[spambayes-dev] Tricky false positive: US states

Tim Peters tim.one at comcast.net
Mon Oct 6 23:01:16 EDT 2003


[Skip Montanaro]
> ...
> This might be worth investigating.  Can't we compute the correlation
> between two tokens by keeping track of how frequently they appear in
> the same message?  If we know "chicago" and "illinois" are very
> strongly correlated, we can potentially choose to ignore one or the
> other.  This could reduce the size of the database substantially, and
> also work toward a situation where we believed more strongly -- with
> some justification -- that our consultants recommendations were
> accurate; that a politician wasn't paying them off behind the scenes,
> figuratively speaking.
>
> It would appear that this is an O(n*n) problem, since to accurately
> decide correlation between any two tokens we have to consider how
> each token correlates with all others.  The problem size can probably
> be simplified in various ways to avoid performing a full comparison.
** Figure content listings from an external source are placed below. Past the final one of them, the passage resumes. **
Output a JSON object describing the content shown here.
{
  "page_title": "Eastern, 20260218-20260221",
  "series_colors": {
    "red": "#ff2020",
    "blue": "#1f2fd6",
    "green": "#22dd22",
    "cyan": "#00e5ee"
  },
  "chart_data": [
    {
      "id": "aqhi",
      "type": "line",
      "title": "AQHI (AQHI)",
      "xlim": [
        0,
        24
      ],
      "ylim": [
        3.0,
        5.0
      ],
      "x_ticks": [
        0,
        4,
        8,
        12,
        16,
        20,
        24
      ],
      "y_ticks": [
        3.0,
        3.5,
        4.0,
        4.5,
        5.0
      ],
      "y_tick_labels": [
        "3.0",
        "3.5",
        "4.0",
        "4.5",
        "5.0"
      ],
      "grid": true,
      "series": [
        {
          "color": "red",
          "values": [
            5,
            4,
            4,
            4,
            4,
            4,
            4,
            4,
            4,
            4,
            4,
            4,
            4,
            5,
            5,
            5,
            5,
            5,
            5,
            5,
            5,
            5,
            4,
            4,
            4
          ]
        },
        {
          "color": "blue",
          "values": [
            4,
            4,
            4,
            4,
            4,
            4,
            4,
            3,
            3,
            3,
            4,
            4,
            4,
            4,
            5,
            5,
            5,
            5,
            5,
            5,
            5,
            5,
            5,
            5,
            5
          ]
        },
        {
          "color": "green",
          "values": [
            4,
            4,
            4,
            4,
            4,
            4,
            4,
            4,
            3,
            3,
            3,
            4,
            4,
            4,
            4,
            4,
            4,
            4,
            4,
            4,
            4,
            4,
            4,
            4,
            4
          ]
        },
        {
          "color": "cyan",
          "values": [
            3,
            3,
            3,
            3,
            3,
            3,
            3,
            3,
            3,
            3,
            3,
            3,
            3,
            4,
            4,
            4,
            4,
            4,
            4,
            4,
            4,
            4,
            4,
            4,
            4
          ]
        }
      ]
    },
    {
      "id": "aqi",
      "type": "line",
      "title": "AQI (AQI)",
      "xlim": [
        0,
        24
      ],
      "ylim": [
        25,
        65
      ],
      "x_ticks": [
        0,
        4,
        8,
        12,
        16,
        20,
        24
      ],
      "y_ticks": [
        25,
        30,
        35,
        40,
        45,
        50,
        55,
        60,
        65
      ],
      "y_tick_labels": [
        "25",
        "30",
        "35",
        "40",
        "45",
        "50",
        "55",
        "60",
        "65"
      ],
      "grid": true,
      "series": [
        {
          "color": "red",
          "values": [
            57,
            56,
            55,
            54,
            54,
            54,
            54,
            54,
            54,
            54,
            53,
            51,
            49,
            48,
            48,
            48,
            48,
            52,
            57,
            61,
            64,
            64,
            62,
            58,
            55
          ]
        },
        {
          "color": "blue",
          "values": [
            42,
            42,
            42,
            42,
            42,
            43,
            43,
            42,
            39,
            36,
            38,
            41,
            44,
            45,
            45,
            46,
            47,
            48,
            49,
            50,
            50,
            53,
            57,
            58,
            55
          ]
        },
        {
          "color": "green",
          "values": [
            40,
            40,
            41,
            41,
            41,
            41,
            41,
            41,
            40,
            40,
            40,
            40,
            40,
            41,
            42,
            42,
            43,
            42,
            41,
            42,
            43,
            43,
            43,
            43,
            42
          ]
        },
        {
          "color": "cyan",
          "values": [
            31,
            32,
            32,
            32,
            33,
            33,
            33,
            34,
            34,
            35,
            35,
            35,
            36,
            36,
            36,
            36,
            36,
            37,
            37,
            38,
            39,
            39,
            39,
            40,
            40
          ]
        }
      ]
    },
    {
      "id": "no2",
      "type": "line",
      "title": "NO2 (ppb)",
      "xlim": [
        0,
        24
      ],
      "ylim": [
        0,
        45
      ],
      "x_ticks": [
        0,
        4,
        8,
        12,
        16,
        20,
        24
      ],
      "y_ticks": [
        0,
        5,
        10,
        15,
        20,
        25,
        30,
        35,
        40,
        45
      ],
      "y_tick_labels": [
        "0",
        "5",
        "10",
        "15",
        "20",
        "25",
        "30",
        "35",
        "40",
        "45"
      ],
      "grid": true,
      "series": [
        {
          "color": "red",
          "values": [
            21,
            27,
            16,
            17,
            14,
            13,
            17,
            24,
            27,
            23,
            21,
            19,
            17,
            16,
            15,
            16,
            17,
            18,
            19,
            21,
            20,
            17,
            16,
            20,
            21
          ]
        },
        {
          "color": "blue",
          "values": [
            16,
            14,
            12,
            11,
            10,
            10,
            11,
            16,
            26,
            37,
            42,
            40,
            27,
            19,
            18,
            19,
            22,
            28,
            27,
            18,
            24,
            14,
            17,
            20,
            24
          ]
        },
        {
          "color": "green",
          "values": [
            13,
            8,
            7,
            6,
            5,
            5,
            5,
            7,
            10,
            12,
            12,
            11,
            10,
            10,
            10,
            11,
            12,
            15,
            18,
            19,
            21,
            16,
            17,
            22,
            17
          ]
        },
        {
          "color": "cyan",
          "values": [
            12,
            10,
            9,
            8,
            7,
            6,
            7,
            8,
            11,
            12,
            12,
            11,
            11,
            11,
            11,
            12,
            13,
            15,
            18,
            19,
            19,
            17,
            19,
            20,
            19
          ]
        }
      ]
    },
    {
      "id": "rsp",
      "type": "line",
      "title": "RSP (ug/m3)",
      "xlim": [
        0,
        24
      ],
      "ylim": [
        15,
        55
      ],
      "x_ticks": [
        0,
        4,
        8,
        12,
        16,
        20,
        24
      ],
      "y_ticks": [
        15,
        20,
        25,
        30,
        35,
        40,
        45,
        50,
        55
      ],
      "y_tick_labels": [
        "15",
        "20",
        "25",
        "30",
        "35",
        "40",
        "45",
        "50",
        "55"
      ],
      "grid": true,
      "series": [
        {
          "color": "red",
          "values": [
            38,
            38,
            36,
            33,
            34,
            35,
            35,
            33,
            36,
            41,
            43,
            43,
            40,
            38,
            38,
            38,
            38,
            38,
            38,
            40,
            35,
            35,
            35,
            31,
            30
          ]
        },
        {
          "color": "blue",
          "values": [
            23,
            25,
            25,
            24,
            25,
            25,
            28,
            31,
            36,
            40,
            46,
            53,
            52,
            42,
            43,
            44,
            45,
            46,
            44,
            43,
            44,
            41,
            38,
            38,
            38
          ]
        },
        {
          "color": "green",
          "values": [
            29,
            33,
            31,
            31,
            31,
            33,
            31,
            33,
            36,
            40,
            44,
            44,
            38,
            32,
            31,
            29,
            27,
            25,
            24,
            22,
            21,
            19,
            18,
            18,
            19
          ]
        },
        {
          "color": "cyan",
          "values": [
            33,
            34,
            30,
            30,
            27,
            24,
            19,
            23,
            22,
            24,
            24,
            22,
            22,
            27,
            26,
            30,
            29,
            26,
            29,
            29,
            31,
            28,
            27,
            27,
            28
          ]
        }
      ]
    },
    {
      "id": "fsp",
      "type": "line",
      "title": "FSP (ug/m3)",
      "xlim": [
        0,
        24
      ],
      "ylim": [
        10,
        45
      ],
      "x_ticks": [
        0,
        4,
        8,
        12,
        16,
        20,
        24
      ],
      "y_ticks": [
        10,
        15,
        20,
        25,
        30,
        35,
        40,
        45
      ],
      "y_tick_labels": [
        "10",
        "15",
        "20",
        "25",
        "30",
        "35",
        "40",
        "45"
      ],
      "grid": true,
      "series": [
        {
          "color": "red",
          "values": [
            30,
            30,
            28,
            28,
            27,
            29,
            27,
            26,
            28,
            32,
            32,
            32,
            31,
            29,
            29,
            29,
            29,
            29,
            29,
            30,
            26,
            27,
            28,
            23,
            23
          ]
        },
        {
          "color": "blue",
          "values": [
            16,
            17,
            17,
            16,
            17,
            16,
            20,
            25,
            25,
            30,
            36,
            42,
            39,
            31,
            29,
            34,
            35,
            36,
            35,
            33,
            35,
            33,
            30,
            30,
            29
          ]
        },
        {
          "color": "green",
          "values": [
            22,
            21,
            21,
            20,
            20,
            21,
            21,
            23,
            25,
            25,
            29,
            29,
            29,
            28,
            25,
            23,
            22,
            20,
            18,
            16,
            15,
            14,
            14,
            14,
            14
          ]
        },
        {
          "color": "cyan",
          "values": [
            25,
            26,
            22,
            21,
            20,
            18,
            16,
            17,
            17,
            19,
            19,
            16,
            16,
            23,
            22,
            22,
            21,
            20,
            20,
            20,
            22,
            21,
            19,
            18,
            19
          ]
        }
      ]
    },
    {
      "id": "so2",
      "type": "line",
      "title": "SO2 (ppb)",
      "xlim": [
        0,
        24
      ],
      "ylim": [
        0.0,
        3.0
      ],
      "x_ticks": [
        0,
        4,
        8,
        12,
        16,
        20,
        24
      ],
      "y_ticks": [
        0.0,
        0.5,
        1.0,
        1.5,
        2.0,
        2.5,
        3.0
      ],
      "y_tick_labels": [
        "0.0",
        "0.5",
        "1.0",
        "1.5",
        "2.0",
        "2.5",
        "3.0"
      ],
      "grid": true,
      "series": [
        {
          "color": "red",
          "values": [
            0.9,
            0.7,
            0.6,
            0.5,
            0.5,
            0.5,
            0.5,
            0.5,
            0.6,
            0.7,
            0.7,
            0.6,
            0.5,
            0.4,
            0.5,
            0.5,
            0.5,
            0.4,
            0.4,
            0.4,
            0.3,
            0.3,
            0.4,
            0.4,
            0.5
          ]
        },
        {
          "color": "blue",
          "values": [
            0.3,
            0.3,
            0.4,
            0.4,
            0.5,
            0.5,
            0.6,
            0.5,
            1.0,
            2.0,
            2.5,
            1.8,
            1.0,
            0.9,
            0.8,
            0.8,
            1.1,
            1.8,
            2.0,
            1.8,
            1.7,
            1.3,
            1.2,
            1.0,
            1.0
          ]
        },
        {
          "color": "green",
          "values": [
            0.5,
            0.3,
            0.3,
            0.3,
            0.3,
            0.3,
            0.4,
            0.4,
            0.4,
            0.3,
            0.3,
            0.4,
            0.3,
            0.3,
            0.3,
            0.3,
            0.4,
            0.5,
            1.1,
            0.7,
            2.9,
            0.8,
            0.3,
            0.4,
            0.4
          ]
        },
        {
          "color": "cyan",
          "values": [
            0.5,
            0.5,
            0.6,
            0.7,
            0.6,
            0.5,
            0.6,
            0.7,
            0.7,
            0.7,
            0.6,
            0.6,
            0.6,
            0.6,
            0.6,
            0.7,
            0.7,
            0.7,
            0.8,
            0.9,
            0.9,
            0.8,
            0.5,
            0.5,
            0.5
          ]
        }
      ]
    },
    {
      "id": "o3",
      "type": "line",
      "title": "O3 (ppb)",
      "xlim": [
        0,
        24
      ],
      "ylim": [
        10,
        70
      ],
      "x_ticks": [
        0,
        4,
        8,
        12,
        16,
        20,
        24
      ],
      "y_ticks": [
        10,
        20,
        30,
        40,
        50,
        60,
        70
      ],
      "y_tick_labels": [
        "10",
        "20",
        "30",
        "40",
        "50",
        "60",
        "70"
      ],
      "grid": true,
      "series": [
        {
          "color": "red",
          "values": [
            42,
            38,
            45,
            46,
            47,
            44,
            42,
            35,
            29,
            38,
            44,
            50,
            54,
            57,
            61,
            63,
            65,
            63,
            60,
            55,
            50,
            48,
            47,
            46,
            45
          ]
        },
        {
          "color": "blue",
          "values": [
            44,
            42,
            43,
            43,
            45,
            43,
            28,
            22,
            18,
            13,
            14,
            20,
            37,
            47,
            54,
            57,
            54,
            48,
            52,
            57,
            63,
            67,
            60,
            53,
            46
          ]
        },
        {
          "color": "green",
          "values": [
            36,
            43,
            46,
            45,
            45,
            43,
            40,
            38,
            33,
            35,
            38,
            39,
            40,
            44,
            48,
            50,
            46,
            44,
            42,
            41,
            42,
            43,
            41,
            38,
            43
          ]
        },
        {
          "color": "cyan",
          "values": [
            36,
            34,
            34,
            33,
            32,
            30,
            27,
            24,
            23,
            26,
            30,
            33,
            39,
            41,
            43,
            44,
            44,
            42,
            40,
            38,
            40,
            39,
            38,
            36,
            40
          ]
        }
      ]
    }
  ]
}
We discussed this briefly in the early days.  I don't know an efficient way
to do this (whether in time or space, where "efficient" == linear in the
number of tokens; even mixing unigrams with bigrams is still linear-time and
linear-space, and that little extension boosts time and space requirements
dramatically enough by itself).

There are other kinds of classification algorithms that don't assume
independence of evidence sources.

In this algorithm, I think it's the case that token correlation
overwhelmingly more often helps us than hurts us (like "spambayes" and
"tokens" are probably both strongly hammy in your db, and treating them as
independent helps nail *this* msg as ham for you, despite that it also
contains penis and human growth hormone <wink>).